On both sides be prepared for hot, humid temperatures year round. Even in winter temperatures of 30° C (86°F) are quite common, and in Summer 35-40° C (95-105° F) temperatures are the norm. Often times the thermal sensation may be much warmer than the actual temperature. Be prepared- carry lots of water, sun screen, and a sun hat.
There are generally two ways to decide which trail to take first:
- On a hot day, start on the Macuco trail,then head directly to the Garganta del Diablo followed by the upper circuit. This will allow you to spend the afternoon hours when the sun is strongest on the lower circuit, which has better opportunities to cool yourself down by being sprayed by the mist of the falls and even taking the boat ride below the San Martín falls- a guaranteed refresher.
- To beat the crowds start on the Macuco trail, then head to the lower circuit (yes, take the boat ride!), followed by the upper circuit, and save the Garganta del Diablo for the highlight at the end of the day, when the larger tour groups should be long gone.

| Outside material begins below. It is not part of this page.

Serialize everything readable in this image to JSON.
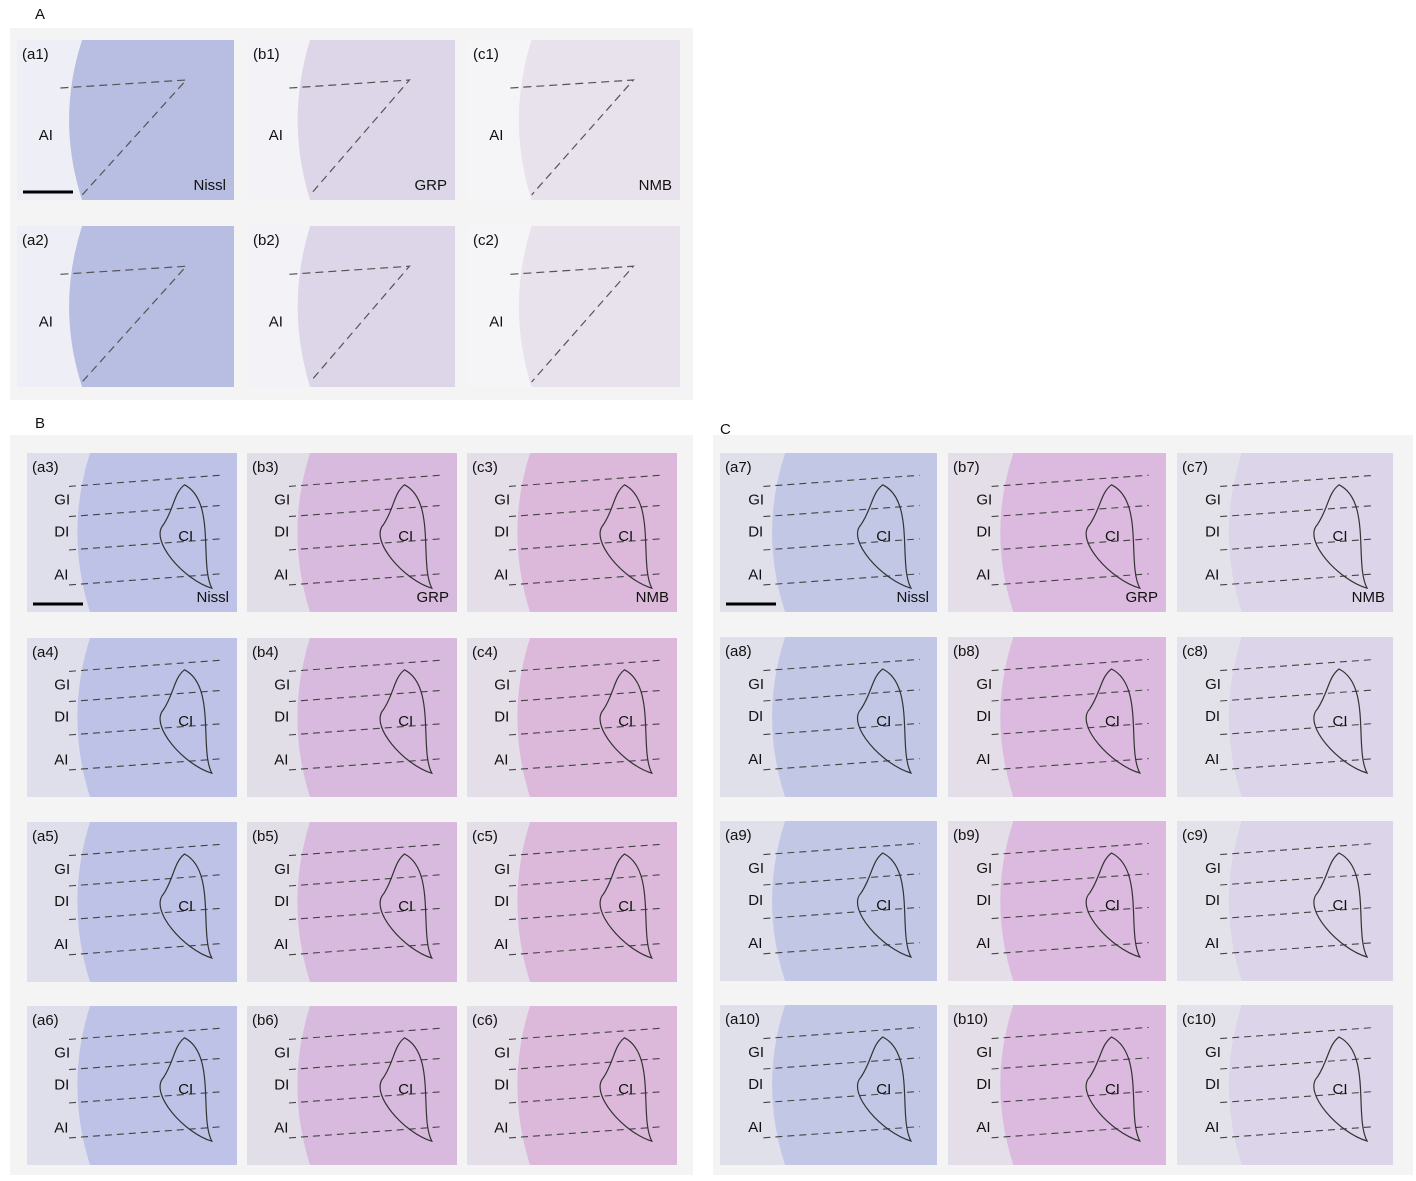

- Be sure to bring your passport, a swimming suit, comfortable walking shoes, bug repellent, sunscreen, something to protect your camera from water (plastic bag will work, but if you have a GoPro this would be the day to bring it), and of course your sense of adventure.
- It is also a good idea to buy food in town and carry a picnic into the park, food in the park can be expensive. A good place to buy sandwiches in Puerto Iguazú is the panadería (bakery) El Arból Real.
- The thunderous sounds of the rushing waters are sure to inspire, and also probably also make you need to pee 😉 It is a good idea to visit the bathrooms after seeing the Garganta del Diablo before getting back on the train.
- Start the day on the shady, lesser trodden Macuco Trail, which due to less foot traffic, offers a better chance to view wildlife such as monkeys and toucans. Although the views on this trail are more of the surrounding jungle than the falls themselves, the end of the trail offers a smaller waterfall and swimming hole in which you can refresh yourself by letting the waters pour over you.
- Skip the train from the entrance at the central station, it is only a 15-20 minute walk down the Sendero Verde to the main train station (estación Cataratas) from which you can then catch the train to the Garganta del Diablo. All passengers from the central station have to get off at this station and wait in line again. This makes for considerable more waiting time and less exploration.
- You can either take the train to the massive Garganta del Diablo (Devil’s Throat) falls or you can walk the trail beside the tracks for 30 minutes or so. The train leaves the Cataratas station every 30 minutes and the last train is at 4 pm.
- On the lower circuit there is the opportunity for the Aventura Náutica an exhilarating powerboat ride that takes you below the brisk waters of San Martín falls. Although the boat ride is more expensive (350 ARS) than the park entrance fee, it is worth every centavo. Check out this video if you aren’t convinced.
- From the lower circuit there is also the opportunity to take a boat to Isla San Martín (often closed due to flooding), which has additional trails and a small beach where you can swim.
- If you are extremely limited on time, or fly in early, you can head straight to the park form the Puerto Iguazú airport. The airport is only a few kilometers from the park entrance and the taxi is cheaper to the park than to Puerto Iguazú. The park also offers service of guards-volumes (luggage storage).
- Bus: from Puerto Iguazú bus station there are busses through Rio Uruguay every 20 minutes starting at 7am and return service from the falls with the same frequency with the last bus back at 8:50pm (100 pesos round trip).
- Taxi: a slightly more comfortable way to travel with air conditioning, but also a heftier price. Taxis can be contracted in many taxi stands in Puerto Iguazú for about 250 pesos one-way, or 430 round trip. Be sure to negotiate the price before getting in the taxi.
See also: City Guide: Puerto Iguazú
- Be sure to bring your passport, a swimming suit, comfortable walking shoes or sandals, bug repellent, sun screen, wide angle lenses, and something to protect your camera from water (a plastic bag will work).
- Cost for non-Brazilian residents is 56 reales and can be paid by cash or credit/debit card, which is convenient if you are not continuing travel into Brazil, because you won’t need to exchange money.
- If you are short on time or want to sleep in, you can experience the Brazilian side in about a half a day.
- Open every day from 9 am – 5 pm
Getting to the Brazilian Falls
- Bus: From Puerto Iguazú regular service from the bus terminal is available through the company Rio Uruguay. From the bus terminal in Foz de Iguaçu (6 KM from the city center) take the 120 bus “Parque Nacional/Aeroporto” the fare is 3 Brazilian Reais. The trip from there takes 40 minutes and the National Park is the last stop.
- Taxi: Taxi service is more comfortable with air conditioning, but more costly. Be aware that in order to cross the border from the Argentine side in taxi you will need a Brazilian visa. Be sure to negotiate the price before getting in the taxi.